The Welsh Stone Forum was established in 2003 to raise the profile of building stone in Wales.

==Lower Palaeozoic stone==
The Lower Palaeozoic (Cambrian, Ordovician and Silurian) geological periods have each provided Wales with sources of building stone. The Cambrian Caerbwdi sandstones may be seen in St David's Cathedral whilst Ordovician slates from northern Pembrokeshire were once an important local roofing stone. The Cambrian and Ordovician slates of North Wales were once worked on a huge scale and the evidence of the former industry is considerable, especially around Llanberis, Bethesda and Blaenau Ffestiniog. Whilst most of this material was used for roofing, having excellent qualities in this respect, it was also used locally for building, for dry stone walls and slate fencing.

==Old Red Sandstone==
The Old Red Sandstone of the Anglo-Welsh Basin comprises a variety of Devonian age sandstones (alongside other rocks unsuitable for building purposes) of different colour and texture which have been widely employed for building locally. Such towns as Brecon, Hay-on-Wye and Abergavenny owe much of their character to the chestnut brown, or occasionally green hue of these rocks. Llanthony Priory and Tintern Abbey are two notable ecclesiastical buildings constructed from different varieties of this rock. It is also found favour with the builders of Goodrich and Raglan Castles for example.
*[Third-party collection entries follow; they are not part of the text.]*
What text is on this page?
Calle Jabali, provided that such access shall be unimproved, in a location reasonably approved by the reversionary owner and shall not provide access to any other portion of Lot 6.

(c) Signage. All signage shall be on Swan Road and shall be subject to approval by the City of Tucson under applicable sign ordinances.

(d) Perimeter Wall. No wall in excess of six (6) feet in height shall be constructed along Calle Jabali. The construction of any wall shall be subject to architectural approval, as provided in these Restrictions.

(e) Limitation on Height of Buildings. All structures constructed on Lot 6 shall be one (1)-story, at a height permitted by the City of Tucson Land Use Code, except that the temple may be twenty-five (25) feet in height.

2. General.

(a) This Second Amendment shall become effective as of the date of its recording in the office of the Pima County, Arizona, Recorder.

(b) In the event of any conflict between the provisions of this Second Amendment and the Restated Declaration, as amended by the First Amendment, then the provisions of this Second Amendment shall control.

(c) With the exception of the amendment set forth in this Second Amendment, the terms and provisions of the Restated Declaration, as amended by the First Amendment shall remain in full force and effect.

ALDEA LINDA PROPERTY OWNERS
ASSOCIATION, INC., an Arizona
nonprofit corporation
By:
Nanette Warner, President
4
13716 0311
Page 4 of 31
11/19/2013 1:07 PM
==Carboniferous Limestone==
The Carboniferous Limestone has been used in castles at Chepstow, Pembroke and Carreg Cennen in South Wales and Penrhyn, Caernarfon, Beaumaris and Denbigh Castles in the north, amongst others. The 'Marble Church' at Bodelwyddan is built from locally sourced limestone (not marble).

==Pennant Sandstone==
The Pennant Sandstone is widespread around the South Wales Coalfield where it has been extensively worked to provide building stone for everything from field walls, though the terrace housing typical of places like the Rhondda to edifices such as Crawshay's Cyfarthfa Castle at Merthyr Tydfil. Both Swansea and Caerphilly Castles make use of 'Pennant Blue'. Basingwerk Abbey uses a northern equivalent of the Pennant, the Cefn Sandstone.

==Triassic sandstones==
Rocks of Triassic age are found in southern Monmouthshire and Glamorgan and some quarries have been worked here for building stone. The Quarella Stone from Bridgend has been used at Kidwelly Castle for example whilst a red conglomerate from Radyr quarries is to be found in service at Penarth docks. The Sudbrook stone, a sandy limestone, was used in the construction of Caldicot Castle in Monmouthshire and by the Romans when they constructed their forts at Caerleon and Caerwent.

==Jurassic limestone==
The limestone of the Lias Group occurs along the south coast of Glamorgan and it has been used in vernacular building locally.